There used to be around 2,000 small businesses operating here in the historic part of the city and now some of the sellers, who used to sit in the marketplace calling out for customers, have become renovators. They work with shovels and hammers and try to salvage anything of use or saleable from out of the ruined buildings. Business owners claim what they can.
“In the past our goods were like spoiled children,” says one worker here, Ahmad Menem, who is pulling some torn rugs out from under collapsed walls. “We used to hang them on the walls and clean them before selling them!”
This is a voluntary effort, funded by local businesspeople, explains Muda al-Khabaz, who is one of the coordinators of the homegrown reconstruction efforts. Each shop owner pays a minimum of US$20. Those who can pay more toward the work.
“We heard them say that this market won’t ever be busy again, not even in a thousand years,” says al-Khabaz, who comes from a long line of vendors who have plied their trade in Bab Al Saray. “But now, after just seven weeks of work, it is clear to us that the heart of the city will beat again.”

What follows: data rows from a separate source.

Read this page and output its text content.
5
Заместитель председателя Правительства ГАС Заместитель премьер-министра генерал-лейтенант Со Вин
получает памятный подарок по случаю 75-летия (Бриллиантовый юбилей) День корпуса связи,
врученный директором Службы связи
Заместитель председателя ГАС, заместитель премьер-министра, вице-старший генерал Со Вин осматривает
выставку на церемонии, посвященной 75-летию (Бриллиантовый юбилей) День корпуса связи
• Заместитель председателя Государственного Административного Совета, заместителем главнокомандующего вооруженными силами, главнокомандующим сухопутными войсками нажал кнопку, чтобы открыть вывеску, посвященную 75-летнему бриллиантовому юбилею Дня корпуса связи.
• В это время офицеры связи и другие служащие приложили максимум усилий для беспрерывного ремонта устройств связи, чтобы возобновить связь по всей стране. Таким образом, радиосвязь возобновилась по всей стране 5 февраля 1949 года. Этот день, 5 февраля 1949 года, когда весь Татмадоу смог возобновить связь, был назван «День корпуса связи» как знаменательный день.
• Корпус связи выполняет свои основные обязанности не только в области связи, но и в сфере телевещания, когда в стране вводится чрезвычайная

Another of the participants in the reconstruction campaign, Saleh al-Obeidi, leads us out of the market and onto a wider street that separates commercial and residential areas in this neighbourhood. There’s a very unpleasant smell.
It’s the smell of decomposing bodies, al-Obeidi explains.
We cover our noses and mouths and we feel as though we are roaming a morgue. Clouds of dust rise out of one narrow, twisted alleyway. The sound of drills and machinery are inescapable down some of these alleys. On others there’s a strange stillness and that disgusting smell.